Since the discovery of the first laser in 1960, wide varieties of applications have been found, including fundamental usage such as scientific optical excitation and photolithography, industrial laser cutting, drilling, military applications, medical imaging and surgery. The key advantages of using organic semiconductors are low cost, light weight and high flexibility.1 A solid-state optically pumped organic laser was first demonstrated about two decades ago2 while an electrically pumped organic laser (i.e. using direct electrical pump) is still to be realised.
The key challenges for electrically pumped organic lasers include finding suitable materials with high photoluminescence and low losses like self-absorption as well as designing appropriate device architectures to achieve high current density and high brightness as well as low gain losses associated with polarons and electrodes.3,4 In this work, we report our investigation of an organic fluorescent chromophore for its potential as an organic laser dye. New synthetic route to the chromophore will be reported. Its low amplified spontaneous emission (ASE) threshold of 21 mJ/cm2 in solution, comparable to a common commercial laser dye, Rhodamine 6G, will be discussed.
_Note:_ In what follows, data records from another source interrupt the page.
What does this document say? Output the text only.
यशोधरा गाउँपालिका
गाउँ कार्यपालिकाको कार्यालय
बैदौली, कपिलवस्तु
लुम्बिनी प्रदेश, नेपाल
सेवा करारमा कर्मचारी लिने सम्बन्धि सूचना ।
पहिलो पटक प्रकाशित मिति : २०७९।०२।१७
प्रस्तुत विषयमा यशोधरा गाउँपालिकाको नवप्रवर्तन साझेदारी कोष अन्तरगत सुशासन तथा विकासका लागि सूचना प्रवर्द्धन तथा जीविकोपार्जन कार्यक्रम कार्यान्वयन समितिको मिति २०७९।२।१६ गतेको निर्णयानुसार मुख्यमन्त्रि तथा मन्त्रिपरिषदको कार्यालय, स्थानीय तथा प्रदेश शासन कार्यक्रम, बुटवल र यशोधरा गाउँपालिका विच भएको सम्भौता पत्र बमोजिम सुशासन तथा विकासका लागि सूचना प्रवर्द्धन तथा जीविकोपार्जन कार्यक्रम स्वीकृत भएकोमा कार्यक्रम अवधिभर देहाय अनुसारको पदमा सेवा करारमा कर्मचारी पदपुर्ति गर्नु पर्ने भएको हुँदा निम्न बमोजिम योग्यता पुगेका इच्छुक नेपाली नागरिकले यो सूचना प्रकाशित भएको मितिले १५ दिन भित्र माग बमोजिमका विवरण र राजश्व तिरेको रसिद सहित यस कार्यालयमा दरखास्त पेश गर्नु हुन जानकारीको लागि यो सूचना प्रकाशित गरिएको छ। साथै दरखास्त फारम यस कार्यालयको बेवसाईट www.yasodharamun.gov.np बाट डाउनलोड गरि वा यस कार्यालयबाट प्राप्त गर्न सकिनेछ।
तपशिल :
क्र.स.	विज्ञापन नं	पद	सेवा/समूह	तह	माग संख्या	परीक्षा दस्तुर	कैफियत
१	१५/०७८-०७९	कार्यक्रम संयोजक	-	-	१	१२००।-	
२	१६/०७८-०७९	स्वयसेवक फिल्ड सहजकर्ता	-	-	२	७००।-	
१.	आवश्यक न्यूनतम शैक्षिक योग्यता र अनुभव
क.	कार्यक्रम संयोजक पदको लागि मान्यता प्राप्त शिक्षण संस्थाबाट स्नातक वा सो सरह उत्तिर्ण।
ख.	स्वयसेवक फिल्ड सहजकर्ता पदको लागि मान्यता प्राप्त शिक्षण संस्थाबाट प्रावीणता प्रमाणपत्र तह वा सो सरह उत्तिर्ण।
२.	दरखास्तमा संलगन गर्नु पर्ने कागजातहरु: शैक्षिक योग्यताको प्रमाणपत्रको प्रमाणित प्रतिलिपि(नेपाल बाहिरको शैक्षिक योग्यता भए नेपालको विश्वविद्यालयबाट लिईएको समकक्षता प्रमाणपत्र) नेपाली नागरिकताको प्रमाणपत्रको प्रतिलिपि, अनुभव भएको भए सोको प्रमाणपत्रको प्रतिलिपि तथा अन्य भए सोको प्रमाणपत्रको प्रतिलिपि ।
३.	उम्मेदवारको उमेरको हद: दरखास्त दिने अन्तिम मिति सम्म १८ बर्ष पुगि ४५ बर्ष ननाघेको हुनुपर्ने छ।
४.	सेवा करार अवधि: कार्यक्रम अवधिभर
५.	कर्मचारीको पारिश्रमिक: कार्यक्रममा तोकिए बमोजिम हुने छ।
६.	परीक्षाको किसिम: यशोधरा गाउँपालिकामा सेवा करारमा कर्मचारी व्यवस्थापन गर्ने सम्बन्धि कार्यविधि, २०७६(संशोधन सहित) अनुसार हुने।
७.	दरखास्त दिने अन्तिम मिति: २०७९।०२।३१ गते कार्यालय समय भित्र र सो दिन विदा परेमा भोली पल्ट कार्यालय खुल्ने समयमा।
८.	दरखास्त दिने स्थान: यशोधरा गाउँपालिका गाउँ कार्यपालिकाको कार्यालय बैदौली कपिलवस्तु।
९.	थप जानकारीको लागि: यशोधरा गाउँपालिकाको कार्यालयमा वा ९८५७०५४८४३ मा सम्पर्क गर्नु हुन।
Notably, the material had the lowest solid-state ASE threshold (2.4 μJ/cm2) for similar classes of organic laser dyes prepared from solution. In this report, organic light-emitting diode performance based on the dye with a maximum external quantum efficiency of 1.9% will also be presented to show its potential toward the realisation of organic laser diodes.
1. I. D. W. Samuel, Laser Physics: Fantastic Plastic. Nature 2004, 429, 709-711.
2. F. Hide, M. A. Diaz-Garcia, B. J. Schwartz, Semiconducting Polymers: A New Class of Solid-State Laser Materials. Science 1996, 273, 1833-1836.
3. I. D. W. Samuel, G. Turnbull, Organic Semiconductor Lasers. Chemical Reviews 2007, 107, 1272-1295.
4. K. Hayashi, H. Nakanotani, M. Inoue, K. Yoshida, O. Mikhnenko, T.-Q. Nguyen, C. Adachi, Suppression of Roll-Off Characteristics of Organic Light-Emitting Diodes by Narrowing Current Injection/Transport Area to 50 nm. Applied Physics Letters 2015, 106, 093301(1)-093301(5).